A recent article published in the New York Times discussed a boy named Ricky, who had been diagnosed with cerebral palsy and static encephalopathy. His permanent brain damage meant he was unable to walk and had very limited eyesight. Ricky is now nine years old, but his body is the size of a four-year-old’s; his parents opted to stop his growth with a treatment known as ‘growth attenuation therapy’ in order to make his illness more manageable. While not illegal, the therapy floats in a grey area of medical and bioethical discourse, and its nature eerily echoes historical therapies now deemed entirely unethical.
Growth attenuation therapy involves the administration of estrogen to close the epiphyseal plates of bones, leading to a halt in their growth. The therapy grew in popularity in the 1940s and 1950s, when girls and young women would receive it to stop their growth before becoming ‘too tall.’ As height became more desirable to many women in the following decades, the popularity of the treatment waned.
Today, growth attenuation therapy is administered to children with profound physical and cognitive disabilities that become more difficult for parents to deal with as the children grow. The therapy is meant to increase the ability of parents to care for a disabled child who is believed to hold no chance of living an otherwise normal life. Some bioethicists argue that it is a sufficiently safe therapy allowing improved quality of life for disabled children and their families. By halting disabled childrens’ growth, parents are said to be better able to manage their physical size and provide better care for their child, and therefore some ethicists strongly advocate for the therapy.
Halting the growth of a child unable to volunteer for the therapy is highly criticized by disability rights groups, who argue that the therapy violates a person’s civil rights. The treatment in girls is also slightly more complex than in boys, because growth attenuation of females involves treating the child with a hysterectomy—removing a woman’s uterus—to prevent menstruation. This would mean the child would never be able to reproduce. In the case of many suffering from strong disabilities, this might not greatly affect the course of their lives, but the therapy still draws the attention of feminist groups arguing that involuntary hysterectomy cannot be ethically justified.
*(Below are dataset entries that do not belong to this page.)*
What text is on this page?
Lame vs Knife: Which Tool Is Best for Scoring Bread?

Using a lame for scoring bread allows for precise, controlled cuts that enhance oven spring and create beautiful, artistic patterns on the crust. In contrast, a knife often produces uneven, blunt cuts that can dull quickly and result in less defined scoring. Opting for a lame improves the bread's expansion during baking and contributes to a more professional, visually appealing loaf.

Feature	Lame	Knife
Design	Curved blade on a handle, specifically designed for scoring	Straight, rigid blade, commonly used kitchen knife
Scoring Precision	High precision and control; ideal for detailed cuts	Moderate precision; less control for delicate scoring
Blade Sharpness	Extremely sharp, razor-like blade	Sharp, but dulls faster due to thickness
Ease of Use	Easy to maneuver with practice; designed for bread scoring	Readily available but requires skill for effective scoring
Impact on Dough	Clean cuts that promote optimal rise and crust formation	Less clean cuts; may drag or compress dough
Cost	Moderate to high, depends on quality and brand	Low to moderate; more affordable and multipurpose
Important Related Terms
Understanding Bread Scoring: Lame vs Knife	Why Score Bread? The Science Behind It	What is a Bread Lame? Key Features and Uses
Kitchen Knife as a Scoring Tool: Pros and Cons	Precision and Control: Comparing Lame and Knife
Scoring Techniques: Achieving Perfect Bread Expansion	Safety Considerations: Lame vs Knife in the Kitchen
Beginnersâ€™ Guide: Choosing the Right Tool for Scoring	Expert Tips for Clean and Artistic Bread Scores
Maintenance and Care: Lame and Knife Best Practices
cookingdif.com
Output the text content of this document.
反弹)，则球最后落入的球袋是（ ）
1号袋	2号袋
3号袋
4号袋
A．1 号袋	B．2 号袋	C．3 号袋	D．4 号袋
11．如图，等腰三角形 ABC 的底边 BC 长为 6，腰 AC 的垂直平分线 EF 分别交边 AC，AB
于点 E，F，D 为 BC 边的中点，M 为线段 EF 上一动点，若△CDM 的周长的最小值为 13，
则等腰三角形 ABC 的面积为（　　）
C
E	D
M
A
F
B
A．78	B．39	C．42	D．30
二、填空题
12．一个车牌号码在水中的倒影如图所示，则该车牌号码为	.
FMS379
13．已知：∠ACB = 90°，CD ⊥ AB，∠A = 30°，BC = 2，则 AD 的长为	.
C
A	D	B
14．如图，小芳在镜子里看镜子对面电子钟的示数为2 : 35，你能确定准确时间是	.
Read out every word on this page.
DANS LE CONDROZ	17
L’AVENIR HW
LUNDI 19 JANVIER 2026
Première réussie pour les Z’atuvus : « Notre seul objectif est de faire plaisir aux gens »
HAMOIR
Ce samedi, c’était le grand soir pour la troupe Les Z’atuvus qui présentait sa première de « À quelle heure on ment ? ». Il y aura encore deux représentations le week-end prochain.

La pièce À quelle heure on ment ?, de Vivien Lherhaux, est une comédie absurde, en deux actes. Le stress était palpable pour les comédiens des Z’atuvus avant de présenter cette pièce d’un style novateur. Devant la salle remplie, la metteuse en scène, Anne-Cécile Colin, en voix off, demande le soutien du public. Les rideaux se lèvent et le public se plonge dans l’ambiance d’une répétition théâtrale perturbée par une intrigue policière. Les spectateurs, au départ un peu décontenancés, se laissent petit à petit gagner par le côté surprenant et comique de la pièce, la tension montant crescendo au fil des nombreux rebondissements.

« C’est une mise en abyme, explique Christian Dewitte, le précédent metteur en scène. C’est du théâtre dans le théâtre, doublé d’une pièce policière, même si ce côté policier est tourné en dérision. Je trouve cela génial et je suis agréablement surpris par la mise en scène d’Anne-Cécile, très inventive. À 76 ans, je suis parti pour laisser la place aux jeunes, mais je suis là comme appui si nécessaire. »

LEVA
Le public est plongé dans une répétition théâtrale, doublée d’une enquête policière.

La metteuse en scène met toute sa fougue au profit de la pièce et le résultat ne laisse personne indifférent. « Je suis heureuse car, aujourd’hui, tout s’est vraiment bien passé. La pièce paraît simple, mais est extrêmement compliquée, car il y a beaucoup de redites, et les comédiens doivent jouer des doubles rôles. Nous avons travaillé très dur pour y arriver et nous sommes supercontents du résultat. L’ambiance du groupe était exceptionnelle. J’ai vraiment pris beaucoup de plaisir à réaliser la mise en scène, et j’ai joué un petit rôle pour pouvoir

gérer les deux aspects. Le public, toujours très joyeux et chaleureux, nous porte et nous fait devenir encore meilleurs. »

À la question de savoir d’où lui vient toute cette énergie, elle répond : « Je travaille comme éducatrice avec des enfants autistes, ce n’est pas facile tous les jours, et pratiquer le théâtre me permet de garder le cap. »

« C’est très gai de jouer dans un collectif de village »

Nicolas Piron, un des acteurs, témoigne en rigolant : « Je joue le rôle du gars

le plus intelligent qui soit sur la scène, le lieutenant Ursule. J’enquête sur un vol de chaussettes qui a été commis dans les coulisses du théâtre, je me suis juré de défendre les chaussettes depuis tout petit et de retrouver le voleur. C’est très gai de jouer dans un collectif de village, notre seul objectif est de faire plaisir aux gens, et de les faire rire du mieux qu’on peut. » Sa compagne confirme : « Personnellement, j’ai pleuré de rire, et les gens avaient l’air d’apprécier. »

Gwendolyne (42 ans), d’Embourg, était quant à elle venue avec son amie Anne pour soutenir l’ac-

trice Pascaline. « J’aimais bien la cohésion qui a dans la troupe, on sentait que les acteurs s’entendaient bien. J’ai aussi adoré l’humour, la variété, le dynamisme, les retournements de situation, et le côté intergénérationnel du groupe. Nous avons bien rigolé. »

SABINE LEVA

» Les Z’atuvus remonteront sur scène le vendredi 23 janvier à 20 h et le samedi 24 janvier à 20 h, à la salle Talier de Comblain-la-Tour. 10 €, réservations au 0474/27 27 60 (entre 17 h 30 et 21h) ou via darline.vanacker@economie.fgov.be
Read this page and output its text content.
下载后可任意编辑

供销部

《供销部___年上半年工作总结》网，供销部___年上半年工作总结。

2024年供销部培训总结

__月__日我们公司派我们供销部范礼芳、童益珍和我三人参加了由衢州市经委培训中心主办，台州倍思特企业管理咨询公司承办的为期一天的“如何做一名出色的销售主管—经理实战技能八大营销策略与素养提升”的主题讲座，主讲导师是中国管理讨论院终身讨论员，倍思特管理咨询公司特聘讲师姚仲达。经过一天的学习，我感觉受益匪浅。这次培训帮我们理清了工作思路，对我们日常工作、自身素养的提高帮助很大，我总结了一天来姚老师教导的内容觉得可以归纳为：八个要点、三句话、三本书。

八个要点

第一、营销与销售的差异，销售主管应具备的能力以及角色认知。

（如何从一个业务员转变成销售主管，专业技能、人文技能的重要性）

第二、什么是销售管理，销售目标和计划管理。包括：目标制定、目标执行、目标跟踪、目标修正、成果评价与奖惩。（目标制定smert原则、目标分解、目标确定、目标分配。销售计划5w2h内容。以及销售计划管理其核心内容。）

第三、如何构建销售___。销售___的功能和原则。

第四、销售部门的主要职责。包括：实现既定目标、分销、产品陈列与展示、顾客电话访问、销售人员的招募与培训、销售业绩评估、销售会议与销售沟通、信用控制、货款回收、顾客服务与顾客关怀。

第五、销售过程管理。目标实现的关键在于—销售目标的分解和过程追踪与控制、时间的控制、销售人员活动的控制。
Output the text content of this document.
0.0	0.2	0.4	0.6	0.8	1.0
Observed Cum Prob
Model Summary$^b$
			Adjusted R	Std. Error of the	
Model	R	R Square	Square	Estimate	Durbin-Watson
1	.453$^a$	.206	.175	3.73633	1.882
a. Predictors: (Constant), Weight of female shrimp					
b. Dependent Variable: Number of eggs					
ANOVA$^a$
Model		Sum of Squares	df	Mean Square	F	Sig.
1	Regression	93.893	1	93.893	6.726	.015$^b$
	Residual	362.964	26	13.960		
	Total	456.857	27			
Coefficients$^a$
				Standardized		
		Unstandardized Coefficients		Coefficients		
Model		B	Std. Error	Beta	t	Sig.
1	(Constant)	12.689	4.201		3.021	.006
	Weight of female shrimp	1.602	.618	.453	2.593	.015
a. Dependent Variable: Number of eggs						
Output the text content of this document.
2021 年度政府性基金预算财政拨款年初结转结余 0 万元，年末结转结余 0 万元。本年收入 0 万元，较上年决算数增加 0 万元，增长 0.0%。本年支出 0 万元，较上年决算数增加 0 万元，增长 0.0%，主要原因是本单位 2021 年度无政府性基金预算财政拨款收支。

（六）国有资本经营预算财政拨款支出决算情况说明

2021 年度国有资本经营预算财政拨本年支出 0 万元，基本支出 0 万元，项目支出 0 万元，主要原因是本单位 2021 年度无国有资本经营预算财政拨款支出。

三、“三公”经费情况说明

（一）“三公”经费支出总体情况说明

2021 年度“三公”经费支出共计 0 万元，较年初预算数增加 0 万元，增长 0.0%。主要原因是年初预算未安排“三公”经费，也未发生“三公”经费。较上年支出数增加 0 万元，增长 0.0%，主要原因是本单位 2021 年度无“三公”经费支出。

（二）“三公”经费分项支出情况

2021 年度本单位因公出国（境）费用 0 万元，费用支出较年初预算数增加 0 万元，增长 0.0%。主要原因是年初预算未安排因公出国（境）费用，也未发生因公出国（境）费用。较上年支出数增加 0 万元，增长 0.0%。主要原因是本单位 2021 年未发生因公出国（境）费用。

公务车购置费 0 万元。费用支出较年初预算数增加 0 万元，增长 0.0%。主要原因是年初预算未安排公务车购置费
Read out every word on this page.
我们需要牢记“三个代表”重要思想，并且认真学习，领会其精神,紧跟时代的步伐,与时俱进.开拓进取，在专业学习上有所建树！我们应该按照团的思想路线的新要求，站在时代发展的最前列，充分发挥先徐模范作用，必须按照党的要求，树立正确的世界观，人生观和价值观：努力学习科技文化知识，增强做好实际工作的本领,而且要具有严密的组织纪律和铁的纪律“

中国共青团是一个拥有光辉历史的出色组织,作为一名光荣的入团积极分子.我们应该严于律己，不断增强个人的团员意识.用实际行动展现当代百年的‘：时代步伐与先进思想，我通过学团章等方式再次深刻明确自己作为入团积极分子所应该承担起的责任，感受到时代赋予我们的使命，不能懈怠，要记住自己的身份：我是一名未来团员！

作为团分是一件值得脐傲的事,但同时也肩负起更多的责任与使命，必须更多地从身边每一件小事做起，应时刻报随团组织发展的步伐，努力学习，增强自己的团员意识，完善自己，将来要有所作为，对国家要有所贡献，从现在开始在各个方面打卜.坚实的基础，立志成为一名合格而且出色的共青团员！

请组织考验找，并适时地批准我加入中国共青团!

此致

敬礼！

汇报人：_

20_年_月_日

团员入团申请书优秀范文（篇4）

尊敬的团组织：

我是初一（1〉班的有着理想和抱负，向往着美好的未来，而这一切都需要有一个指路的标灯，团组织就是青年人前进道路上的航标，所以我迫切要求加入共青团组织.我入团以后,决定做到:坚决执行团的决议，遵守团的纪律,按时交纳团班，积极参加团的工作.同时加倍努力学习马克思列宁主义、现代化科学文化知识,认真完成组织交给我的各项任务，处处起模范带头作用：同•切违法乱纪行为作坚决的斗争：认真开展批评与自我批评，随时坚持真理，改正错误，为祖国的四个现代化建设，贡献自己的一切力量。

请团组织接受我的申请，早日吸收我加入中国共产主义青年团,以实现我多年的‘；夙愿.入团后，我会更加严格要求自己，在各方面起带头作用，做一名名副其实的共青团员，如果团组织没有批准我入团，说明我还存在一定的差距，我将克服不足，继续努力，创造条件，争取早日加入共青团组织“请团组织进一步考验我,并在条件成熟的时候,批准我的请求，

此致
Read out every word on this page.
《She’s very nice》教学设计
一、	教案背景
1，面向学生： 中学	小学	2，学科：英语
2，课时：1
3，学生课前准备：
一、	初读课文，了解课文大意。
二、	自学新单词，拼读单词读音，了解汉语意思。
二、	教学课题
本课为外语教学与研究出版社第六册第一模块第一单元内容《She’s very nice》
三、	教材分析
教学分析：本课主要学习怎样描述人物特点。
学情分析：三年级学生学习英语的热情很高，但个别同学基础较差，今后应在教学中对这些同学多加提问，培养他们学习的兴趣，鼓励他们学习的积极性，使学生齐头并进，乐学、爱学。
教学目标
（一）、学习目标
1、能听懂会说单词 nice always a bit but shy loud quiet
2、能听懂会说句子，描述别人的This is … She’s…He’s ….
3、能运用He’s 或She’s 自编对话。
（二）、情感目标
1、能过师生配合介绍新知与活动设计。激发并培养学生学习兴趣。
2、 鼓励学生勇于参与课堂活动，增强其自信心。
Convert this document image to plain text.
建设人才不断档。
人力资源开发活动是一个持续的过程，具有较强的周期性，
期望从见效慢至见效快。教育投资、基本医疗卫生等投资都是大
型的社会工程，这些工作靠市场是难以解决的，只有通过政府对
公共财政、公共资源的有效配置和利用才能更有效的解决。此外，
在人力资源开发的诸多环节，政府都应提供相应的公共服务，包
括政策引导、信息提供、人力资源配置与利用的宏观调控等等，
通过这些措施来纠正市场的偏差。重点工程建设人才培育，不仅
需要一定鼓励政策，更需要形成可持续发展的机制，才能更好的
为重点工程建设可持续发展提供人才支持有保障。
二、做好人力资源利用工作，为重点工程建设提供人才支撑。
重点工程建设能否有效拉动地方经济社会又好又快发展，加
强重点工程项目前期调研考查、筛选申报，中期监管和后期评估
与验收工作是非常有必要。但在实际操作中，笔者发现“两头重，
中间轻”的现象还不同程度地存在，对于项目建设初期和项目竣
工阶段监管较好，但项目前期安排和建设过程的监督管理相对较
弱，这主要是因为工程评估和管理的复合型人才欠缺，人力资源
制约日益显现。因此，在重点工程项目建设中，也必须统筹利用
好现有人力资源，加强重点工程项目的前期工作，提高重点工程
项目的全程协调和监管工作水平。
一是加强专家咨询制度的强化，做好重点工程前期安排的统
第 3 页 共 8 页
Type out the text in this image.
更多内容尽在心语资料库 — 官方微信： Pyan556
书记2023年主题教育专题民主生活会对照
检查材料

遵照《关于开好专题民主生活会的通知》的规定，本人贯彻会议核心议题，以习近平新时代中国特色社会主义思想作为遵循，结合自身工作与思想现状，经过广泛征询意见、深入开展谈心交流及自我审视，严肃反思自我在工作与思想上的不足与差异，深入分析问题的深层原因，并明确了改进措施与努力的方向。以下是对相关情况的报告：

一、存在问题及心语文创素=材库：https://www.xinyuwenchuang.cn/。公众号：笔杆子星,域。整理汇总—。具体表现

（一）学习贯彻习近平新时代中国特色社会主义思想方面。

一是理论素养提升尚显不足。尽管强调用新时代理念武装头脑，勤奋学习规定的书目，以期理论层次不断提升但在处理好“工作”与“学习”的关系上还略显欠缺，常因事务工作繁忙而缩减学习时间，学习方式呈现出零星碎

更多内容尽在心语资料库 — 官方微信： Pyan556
On a historical level, the therapy eerily resembles the mid-20th century popularity of the lobotomy to improve the manageability of psychiatric patients. According to Professor Jack Pressman of University of California, San Francisco, the procedure included severing the tissues connecting the prefrontal cortex and the rest of the brain, making “society’s troublesome individuals more complacent and compliant.” The lobotomy was performed to shape members of society whose minds did not conform to social standards, and make psychiatric caregivers’ jobs easier. The procedure later died in popularity as prescription of the synthetic tranquilizer took over the medical marketplace, providing a reversible and less drastic way to improve patient compliance.
While the lobotomy holds more devious connotations than growth attenuation therapy, both procedures act as involuntary and irreversible medical interventions meant to improve the manageability of patients for their caregivers. Disability rights campaigners argue that this is simply not ethically justifiable, while parents praise growth attenuation therapy for easing their lives. No empirical studies have been performed to prove the benefits of the therapy, leaving many physicians and hospitals hesitant to provide it given the ethical grey area in which it lies. It is important to keep in mind that bioethical discourse changes throughout time, and therapies once deemed entirely justifiable may now appear completely archaic. The only way to guarantee that we do not repeat past mistakes in bioethics is by remembering our medical history.